Indy Film Fest 2012: Hoosier Lens 

click to enlarge 'Billi & Theodore'
  • 'Billi & Theodore'

We reviewed just about every feature playing at this year's Indy Film Fest, which runs July 19-29, picking out our favorite from each slate to review at length and devoting about a hundred words to every other film. Head to indyfilmfest.org for complete schedule info, including shorts packages, workshops and other miscellany.

Billi & Theodore (dir. Ronald Short, 114 min)
★ ★ ★ Engaging road trip movie. After Theodore (Travis Emery) gets punched out by his girlfriend, he travels to see his best pal, a puppeteer named Billi (Jordan McRae). After a stop in Indianapolis, the two head north to get his stuff from his place in Michigan City. It's fun seeing local shots of Indy and northern Indiana, but the movie has more going for it than that. The friendship between Billi and Theodore is believable and thankfully, we get to see the annoying aspects of both characters (Billi is abrasive and overly theatrical, Theodore is a whiner) along with their quirky, funny sides.

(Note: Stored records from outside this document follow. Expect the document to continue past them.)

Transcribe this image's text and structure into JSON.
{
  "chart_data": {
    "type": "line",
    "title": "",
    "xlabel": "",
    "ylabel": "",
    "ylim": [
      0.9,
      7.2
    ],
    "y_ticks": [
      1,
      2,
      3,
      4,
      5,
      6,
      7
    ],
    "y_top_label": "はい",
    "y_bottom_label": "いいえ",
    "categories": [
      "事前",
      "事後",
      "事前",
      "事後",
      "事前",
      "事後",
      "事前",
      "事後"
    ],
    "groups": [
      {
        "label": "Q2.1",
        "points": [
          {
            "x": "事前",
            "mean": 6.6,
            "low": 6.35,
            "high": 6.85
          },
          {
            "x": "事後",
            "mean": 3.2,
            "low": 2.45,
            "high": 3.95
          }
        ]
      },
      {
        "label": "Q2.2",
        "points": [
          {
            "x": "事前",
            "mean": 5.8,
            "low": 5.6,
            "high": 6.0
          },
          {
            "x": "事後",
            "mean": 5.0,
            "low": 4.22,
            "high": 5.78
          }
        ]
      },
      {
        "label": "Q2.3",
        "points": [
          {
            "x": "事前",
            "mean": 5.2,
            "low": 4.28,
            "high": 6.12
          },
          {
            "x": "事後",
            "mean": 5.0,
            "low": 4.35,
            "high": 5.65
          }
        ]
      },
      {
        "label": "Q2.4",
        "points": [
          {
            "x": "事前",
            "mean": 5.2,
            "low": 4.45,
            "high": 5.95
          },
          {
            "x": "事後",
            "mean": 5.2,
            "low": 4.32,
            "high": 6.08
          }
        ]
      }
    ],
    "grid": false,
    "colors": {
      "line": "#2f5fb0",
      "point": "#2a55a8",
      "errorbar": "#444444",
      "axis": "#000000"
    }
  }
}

Late Summer (dir. Ernie Park, 58 min)
★ ★ ★ Writer-director Ernie Park takes a look at young Nadia (Michelle Lynn Hardin), who is torn between staying with her mother and going away to college. Park does a wonderful job creating an inviting atmosphere and introducing interesting, likable characters. Well-chosen music enhances the film, though an early jazz number overwhelms the conversation. The movie spends way too much time showing friends and family trying to talk Nadia into going to college. It's a shame Park didn't expand his screenplay more, but despite the repetition, Late Summer still works as a rich mood piece.

Video Stop (dir. Adam Newell, 107 min)
★ ★ ★ Raunchy comedy with a sweet soul. Writer-director Adam Newell offers a comic coming-of-age story set in Indianapolis, focusing on the staff of Video Stop, a local DVD rental shop with fewer videos on display than a suburban branch of the library. There's a major Clerks vibe at first, but these Hoosier fellows are much nicer. Newell directs ably. As for the screenplay, bathroom and body function jokes abound, with wacky hijinks pushing the limits of credulity, even for the genre. But I didn't mind, because I liked the characters enough to want to spend time with them even when a particular gag didn't work for me.